The application of advanced mathematical and statistical tools, such as mathematical model reduction, can guide the development of disease system models as it allows one to identify the rate-limiting steps within complex, dynamic systems. The joint use of systems pharmacology and mathematical model reduction approaches provides, therefore, a powerful combination as it can guide the identification of drug-, system-, and disease-specific parameters, informative biomarkers as well as the generation of data, where such information can be obtained from. In particular, knowledge on the system’s dynamics and the time scales involved in the establishment of disease and drug effects can guide clinical trial design as it allows to identifying its maximal susceptibility to changes in the underlying physiology and/or therapeutic interventions. For example, the response of the reduced model to a step-decrease in estrogen suggests that in this case a washout design would be superior to a delayed start design for characterizing the impact of this physiological change on bone remodeling.
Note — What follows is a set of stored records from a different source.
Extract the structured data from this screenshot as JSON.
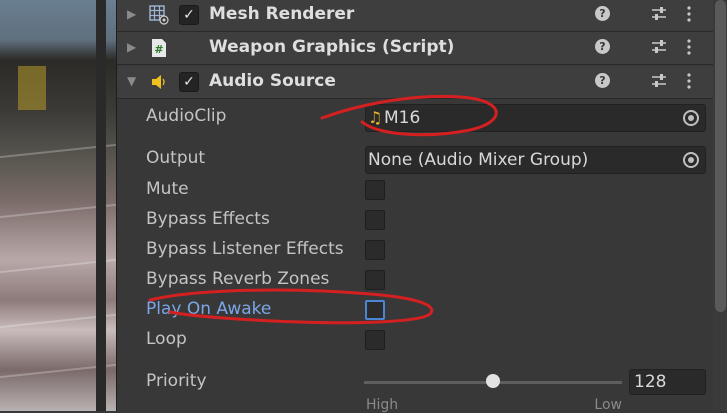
{
  "components": [
    {
      "title": "Mesh Renderer",
      "icon": "mesh-renderer-icon",
      "enabled": true
    },
    {
      "title": "Weapon Graphics (Script)",
      "icon": "csharp-script-icon",
      "enabled": null
    },
    {
      "title": "Audio Source",
      "icon": "audio-source-icon",
      "enabled": true
    }
  ],
  "header_glyphs": {
    "help": "?",
    "fold_collapsed": "▶",
    "fold_expanded": "▼",
    "check": "✓"
  },
  "audio_source": {
    "audioclip": {
      "label": "AudioClip",
      "value": "M16",
      "icon": "music-note-icon"
    },
    "output": {
      "label": "Output",
      "value": "None (Audio Mixer Group)"
    },
    "mute": {
      "label": "Mute",
      "checked": false
    },
    "bypass_effects": {
      "label": "Bypass Effects",
      "checked": false
    },
    "bypass_listener_effects": {
      "label": "Bypass Listener Effects",
      "checked": false
    },
    "bypass_reverb_zones": {
      "label": "Bypass Reverb Zones",
      "checked": false
    },
    "play_on_awake": {
      "label": "Play On Awake",
      "checked": false
    },
    "loop": {
      "label": "Loop",
      "checked": false
    },
    "priority": {
      "label": "Priority",
      "value": "128",
      "min_label": "High",
      "max_label": "Low",
      "level": 0.5
    }
  },
  "colors": {
    "annotation": "#d42020",
    "highlight_label": "#7ba6e8",
    "panel": "#383838"
  }
}
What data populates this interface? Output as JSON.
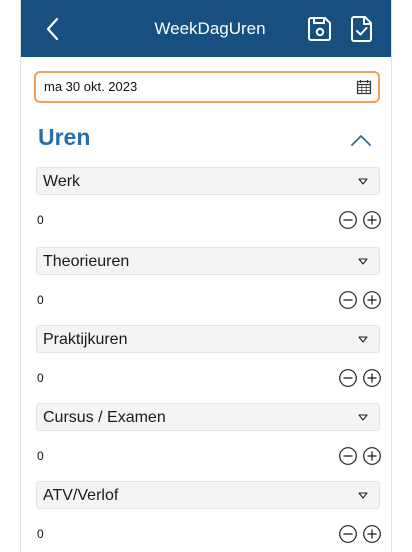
{
  "header": {
    "title": "WeekDagUren",
    "back_icon": "chevron-left-icon",
    "save_icon": "floppy-disk-icon",
    "document_icon": "document-check-icon",
    "bar_color": "#164f80"
  },
  "date_field": {
    "value": "ma 30 okt. 2023",
    "icon": "calendar-icon",
    "border_color": "#f0a05a"
  },
  "section": {
    "title": "Uren",
    "title_color": "#2b6ea8",
    "collapse_icon": "chevron-up-icon"
  },
  "rows": [
    {
      "category": "Werk",
      "value": "0"
    },
    {
      "category": "Theorieuren",
      "value": "0"
    },
    {
      "category": "Praktijkuren",
      "value": "0"
    },
    {
      "category": "Cursus / Examen",
      "value": "0"
    },
    {
      "category": "ATV/Verlof",
      "value": "0"
    }
  ]
}
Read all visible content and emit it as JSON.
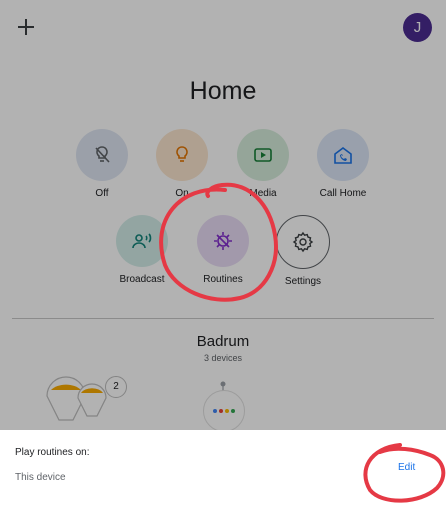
{
  "header": {
    "add_icon": "plus-icon",
    "avatar_letter": "J"
  },
  "home": {
    "title": "Home"
  },
  "actions": [
    {
      "label": "Off",
      "icon": "lightbulb-off-icon"
    },
    {
      "label": "On",
      "icon": "lightbulb-icon"
    },
    {
      "label": "Media",
      "icon": "play-icon"
    },
    {
      "label": "Call Home",
      "icon": "call-home-icon"
    },
    {
      "label": "Broadcast",
      "icon": "broadcast-icon"
    },
    {
      "label": "Routines",
      "icon": "routine-icon"
    },
    {
      "label": "Settings",
      "icon": "gear-icon"
    }
  ],
  "room": {
    "name": "Badrum",
    "devices": "3 devices",
    "light_group_count": "2"
  },
  "sheet": {
    "title": "Play routines on:",
    "device": "This device",
    "edit_label": "Edit"
  },
  "colors": {
    "accent": "#1a73e8",
    "avatar": "#4b2c91",
    "annotation": "#e53945"
  }
}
This is due to the fact that in this case equilibrium is reached much faster after washout of the intervention than following its onset (cf. Appendix B; Figs. 8, 9). These findings are in agreement with those of Ploeger and Holford, who found a washout design superior to a delayed start design for characterizing and distinguishing treatment effect types in Parkinson’s disease [46].

In conclusion, mathematical model reduction is a valuable approach for analyzing disease systems and simplifying complex models while maintaining their dynamic properties. A significant decrease in the number of parameters to be identified and estimated in addition to an increased system transparency qualifies reduced models as tools to evaluate the impact of changes in physiological states and/or therapeutic interventions with respect to the different time scales involved.